The Yankees came into the first game of the doubleheader with a batting average of .224 and an ERA of 3.04. The Bronx Bombers have hig 26 home runs so far this season, but otherwise their hitting has been a bomb. Their pitching is the reason they are percentage points out of first place.

"We're part of the ball club, too," said Ruby May, who started the first game. "We wear the same color uniforms."

"We don't feel like orphans," insisted Tommy John, who won the second game with a little ninth-inning help from his friend, Rich Gossage.

It is easy to overlook your pitching staff when your lineup has people named Jackson and Winfield. But not today.

Not Ron Davis and Gossage.
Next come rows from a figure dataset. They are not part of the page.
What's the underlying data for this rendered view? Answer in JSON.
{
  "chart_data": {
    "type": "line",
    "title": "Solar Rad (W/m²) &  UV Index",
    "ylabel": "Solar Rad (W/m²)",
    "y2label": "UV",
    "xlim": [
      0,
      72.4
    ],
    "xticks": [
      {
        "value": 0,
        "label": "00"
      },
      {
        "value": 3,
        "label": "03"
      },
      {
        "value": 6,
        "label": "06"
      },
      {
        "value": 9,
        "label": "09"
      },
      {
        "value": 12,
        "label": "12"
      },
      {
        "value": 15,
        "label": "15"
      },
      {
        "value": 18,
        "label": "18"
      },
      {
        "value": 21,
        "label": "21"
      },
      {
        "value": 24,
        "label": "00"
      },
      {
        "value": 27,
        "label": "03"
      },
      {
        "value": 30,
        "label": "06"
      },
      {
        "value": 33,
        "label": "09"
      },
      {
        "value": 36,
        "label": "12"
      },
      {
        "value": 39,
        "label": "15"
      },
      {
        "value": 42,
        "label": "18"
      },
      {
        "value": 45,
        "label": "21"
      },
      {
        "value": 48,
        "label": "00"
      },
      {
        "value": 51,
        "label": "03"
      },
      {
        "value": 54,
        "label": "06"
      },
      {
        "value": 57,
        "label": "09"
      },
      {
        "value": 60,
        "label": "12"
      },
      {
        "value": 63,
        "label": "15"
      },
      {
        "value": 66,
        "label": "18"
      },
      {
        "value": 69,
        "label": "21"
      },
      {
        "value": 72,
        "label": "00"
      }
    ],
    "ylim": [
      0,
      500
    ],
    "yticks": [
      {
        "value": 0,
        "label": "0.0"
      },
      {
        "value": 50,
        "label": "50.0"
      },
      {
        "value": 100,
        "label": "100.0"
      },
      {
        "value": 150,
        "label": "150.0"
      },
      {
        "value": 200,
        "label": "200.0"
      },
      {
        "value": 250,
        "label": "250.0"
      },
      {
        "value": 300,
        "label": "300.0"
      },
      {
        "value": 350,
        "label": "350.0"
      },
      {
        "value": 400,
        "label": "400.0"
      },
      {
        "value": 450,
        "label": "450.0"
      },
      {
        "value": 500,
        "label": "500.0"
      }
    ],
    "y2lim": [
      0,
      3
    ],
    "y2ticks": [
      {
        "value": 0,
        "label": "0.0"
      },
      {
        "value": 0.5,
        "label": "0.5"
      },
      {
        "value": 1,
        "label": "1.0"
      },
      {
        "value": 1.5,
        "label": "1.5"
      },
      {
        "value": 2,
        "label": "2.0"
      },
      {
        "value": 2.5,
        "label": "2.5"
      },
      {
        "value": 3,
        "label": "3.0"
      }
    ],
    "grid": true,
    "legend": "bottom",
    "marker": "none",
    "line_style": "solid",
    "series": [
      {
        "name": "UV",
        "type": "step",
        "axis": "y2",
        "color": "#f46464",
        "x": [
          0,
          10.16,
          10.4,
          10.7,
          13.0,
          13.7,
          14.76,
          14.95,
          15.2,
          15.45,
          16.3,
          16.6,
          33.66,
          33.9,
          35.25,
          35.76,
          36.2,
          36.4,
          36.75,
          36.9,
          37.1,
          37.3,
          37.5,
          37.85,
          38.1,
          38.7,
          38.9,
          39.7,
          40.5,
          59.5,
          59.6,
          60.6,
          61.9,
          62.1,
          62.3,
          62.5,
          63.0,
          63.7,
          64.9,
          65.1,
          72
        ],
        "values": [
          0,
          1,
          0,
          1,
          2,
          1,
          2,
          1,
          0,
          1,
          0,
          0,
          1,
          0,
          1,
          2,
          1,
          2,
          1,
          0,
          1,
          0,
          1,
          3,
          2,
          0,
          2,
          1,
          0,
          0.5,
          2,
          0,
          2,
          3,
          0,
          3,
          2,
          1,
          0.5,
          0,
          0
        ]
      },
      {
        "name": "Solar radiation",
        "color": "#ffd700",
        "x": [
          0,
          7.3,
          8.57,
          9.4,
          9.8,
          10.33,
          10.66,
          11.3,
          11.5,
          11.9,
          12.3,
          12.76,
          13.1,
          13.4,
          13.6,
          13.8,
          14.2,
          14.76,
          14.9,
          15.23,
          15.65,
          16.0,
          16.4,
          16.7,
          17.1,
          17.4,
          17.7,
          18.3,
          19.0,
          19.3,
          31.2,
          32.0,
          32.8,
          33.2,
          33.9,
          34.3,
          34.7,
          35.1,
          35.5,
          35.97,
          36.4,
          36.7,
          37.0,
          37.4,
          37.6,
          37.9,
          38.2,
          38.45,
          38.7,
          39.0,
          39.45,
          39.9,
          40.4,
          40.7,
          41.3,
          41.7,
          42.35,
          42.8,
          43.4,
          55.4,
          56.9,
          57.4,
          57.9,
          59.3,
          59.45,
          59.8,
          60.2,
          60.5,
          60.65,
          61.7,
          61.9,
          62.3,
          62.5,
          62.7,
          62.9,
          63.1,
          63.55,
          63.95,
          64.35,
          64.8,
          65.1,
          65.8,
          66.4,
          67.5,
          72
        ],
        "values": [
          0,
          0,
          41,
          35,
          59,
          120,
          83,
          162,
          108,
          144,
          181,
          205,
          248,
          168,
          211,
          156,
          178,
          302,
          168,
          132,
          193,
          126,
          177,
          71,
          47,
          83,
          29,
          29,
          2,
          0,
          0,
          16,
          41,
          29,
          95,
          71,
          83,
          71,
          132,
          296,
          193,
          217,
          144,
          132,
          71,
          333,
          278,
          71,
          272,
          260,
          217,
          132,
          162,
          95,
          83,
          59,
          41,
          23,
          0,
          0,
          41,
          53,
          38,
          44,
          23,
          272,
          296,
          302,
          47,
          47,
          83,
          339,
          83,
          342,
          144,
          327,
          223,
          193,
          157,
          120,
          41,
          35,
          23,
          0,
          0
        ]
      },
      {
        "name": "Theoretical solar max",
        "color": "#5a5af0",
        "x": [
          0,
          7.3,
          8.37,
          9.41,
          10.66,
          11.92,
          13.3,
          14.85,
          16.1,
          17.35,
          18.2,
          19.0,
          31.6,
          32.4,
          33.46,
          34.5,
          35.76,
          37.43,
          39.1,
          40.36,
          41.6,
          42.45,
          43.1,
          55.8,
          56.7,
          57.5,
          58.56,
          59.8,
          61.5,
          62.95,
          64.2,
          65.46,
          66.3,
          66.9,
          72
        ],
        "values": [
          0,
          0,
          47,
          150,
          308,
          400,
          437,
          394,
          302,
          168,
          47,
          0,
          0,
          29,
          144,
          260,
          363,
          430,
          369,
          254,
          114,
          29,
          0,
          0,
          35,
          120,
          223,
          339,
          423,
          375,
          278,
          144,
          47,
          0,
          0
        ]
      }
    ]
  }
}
Not even May and John.

With the score tied, 2-2, in the bottom of the ninth of the first game, May struck out Jeff Newman on three pitches before giving up singles to shortstop Dave McKay and second baseman Shooty Babitt. Enter Davis, who promptly struck out the last five batters of the game. "I've never even struck out five batters in a game before," Davis said.

While everyone (48,592 paid) was asking the question, Where's Gossage? Davis struck out pinch-hitter Dave Revering on three pitches and Rickey Henderson on four.

In the top of the 10th, Mumphrey, the other new Yankee outfielder from San Diego, hit his third home run of the season (he had three in 1980), to put the Yankees ahead, 3-2.

Then Davis continued his Gossage impersonation, striking out Dwayne Murphy, Cliff Johnson and Tony Armas to end the game. Gossage stopped warming up in the bullpen, watching in appreciation.

"We (the rest of the bullpen) don't get too much credit," said Davis, who had 16 strikeouts in 11 2/3 innings coming into the game. "We don't expect too much. I guarantee you they would rather have struck out against me than Gossage. He's frightening."

In the second game, they got their chance. Jim Spencer put the Yankees ahead, 1-0, in the seventh with his first home run of the season.

In the eight, Dave Winfield, the richest man in baseball, got one of the game's cheapest hits, a checked swing RBI single that landed just short of the right field grass. "I can't believe he makes $20 million and hits the ball that softly," said A's Manager Billy Martin. "They say he's a decent hitter, but I haven't seen it. He has the softest bat I've ever seen for a guy 6 foot 6. I think George (Steinbrenner) has lost his feathers."

In the ninth, John, who gave up only five singles while winning his fourth game of the season, began the inning by walking Murphy. This time, there was no doubt as to who was coming out of the bullpen: Gossage, who had not pitched since Monday.

He struck out Cliff Johnson, before giving up a self-defense single to Armas. Gossage throws so hard, you'd think the ball would unravel before it got to home plate. But it was the A's that unraveled. Mike Heath and Wayne Gross went down swinging.

"In the fifth or sixth, I start thinking about it," Gossage said. I start stirring. When the phone rings, I start to stir a little more. If the starter gets in trouble, I know it's gonna be my territory. By the time I reach the mound, I'm ready.

"Since I was 7 years old, I could bring it. It's always been this way. I was always overpowering. When I was very young, I was skin and bones. My brother and I would have a catch in the front yard, and he would say, 'You can't throw hard.' I would get tears in my eyes and be throwing and crying. Maybe that's where I got it from."